FRC Wants Actuaries to Pay More Attention to Climate and ESG Concerns
The Financial Reporting Council (FRC) is collecting feedback on proposed changes to its rulebook that will require actuaries to consider climate change and ESG risks in their work.
The amendments are part of a revision to Technical Actuarial Standard 100 100: General Actuarial Standards.
Mark Babington, the FRC’s lead on regulatory standards, said: “Actuaries have a key role to play in considering risks and modelling future events so that users of actuarial information can make informed decisions about material risks.
“As the importance of climate change risks continues to grow, it is critical that actuaries consider these risks in the course of their work.”
He went on to say that the proposed changes will assist in ensuring that actuarial work remains relevant in a fast-changing world.
The FRC highlighted in the consultation that while actuaries frequently assess established risk categories, they tend to place less focus on unique and emerging risks.
The proposals' new requirement requires actuaries to examine any substantial risks as they perform their duties, including climate change and ESG risks, that they may reasonably be expected to have known about when working on a matter.
Actuaries must also disclose whatever dangers they have identified.

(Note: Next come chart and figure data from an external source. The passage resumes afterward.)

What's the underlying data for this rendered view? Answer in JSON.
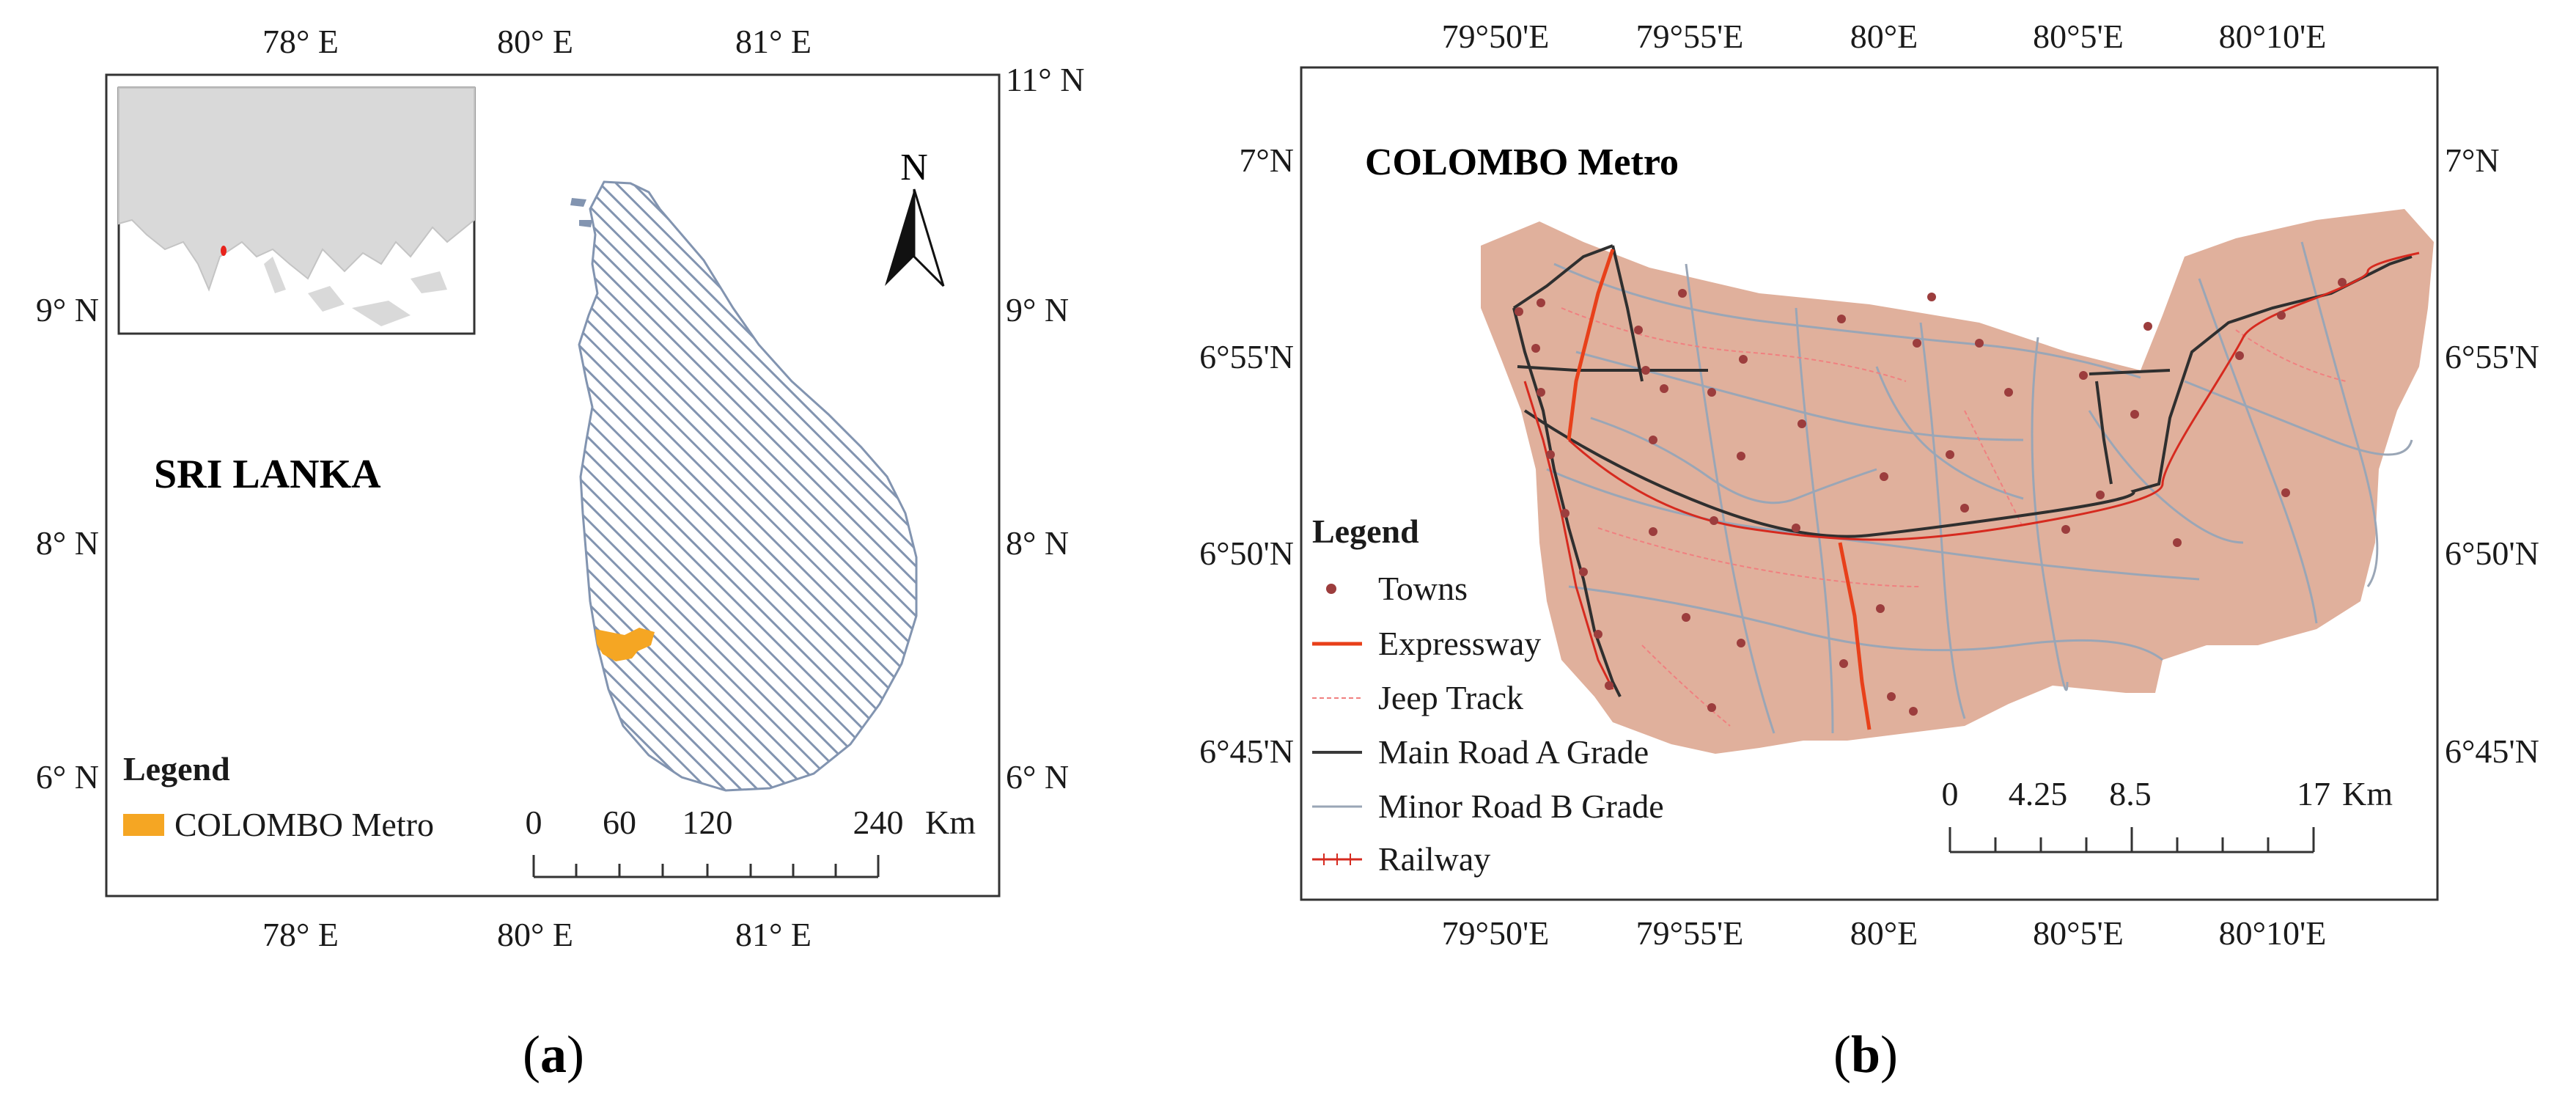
{
  "panel_a": {
    "top_ticks": [
      "78° E",
      "80° E",
      "81° E"
    ],
    "bottom_ticks": [
      "78° E",
      "80° E",
      "81° E"
    ],
    "right_ticks": [
      "11° N",
      "9° N",
      "8° N",
      "6° N"
    ],
    "left_ticks": [
      "9° N",
      "8° N",
      "6° N"
    ],
    "country_label": "SRI LANKA",
    "north": "N",
    "legend_title": "Legend",
    "legend_item": "COLOMBO Metro",
    "scale_labels": [
      "0",
      "60",
      "120",
      "240",
      "Km"
    ],
    "caption_open": "(",
    "caption_letter": "a",
    "caption_close": ")"
  },
  "panel_b": {
    "top_ticks": [
      "79°50'E",
      "79°55'E",
      "80°E",
      "80°5'E",
      "80°10'E"
    ],
    "bottom_ticks": [
      "79°50'E",
      "79°55'E",
      "80°E",
      "80°5'E",
      "80°10'E"
    ],
    "left_ticks": [
      "7°N",
      "6°55'N",
      "6°50'N",
      "6°45'N"
    ],
    "right_ticks": [
      "7°N",
      "6°55'N",
      "6°50'N",
      "6°45'N"
    ],
    "title": "COLOMBO Metro",
    "legend_title": "Legend",
    "legend_items": [
      "Towns",
      "Expressway",
      "Jeep Track",
      "Main Road A Grade",
      "Minor Road B Grade",
      "Railway"
    ],
    "scale_labels": [
      "0",
      "4.25",
      "8.5",
      "17",
      "Km"
    ],
    "caption_open": "(",
    "caption_letter": "b",
    "caption_close": ")"
  },
  "colors": {
    "metro_orange": "#f5a623",
    "metro_fill_b": "#e0b09c",
    "expressway": "#e8401a",
    "railway": "#d62a1f",
    "main_road": "#3a3a3a",
    "minor_road": "#9aa6b6",
    "town": "#9c3d3d",
    "hatch": "#8294b0",
    "land_gray": "#d9d9d9"
  }
}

According to a recent Institute and Faculty of Actuaries (IFoA) study, there is a dearth of focus on climate-related risks in many areas of actuarial practice.
The consultation on new actuarial responsibilities comes at a time when actuaries are likely to become more involved in climate change and pandemic modelling due to the growing relevance of data science.
The FRC also stated in the consultation document that it intends to provide modelling guidelines in the future. The FRC will accept opinions from interested parties until September 7, 2022.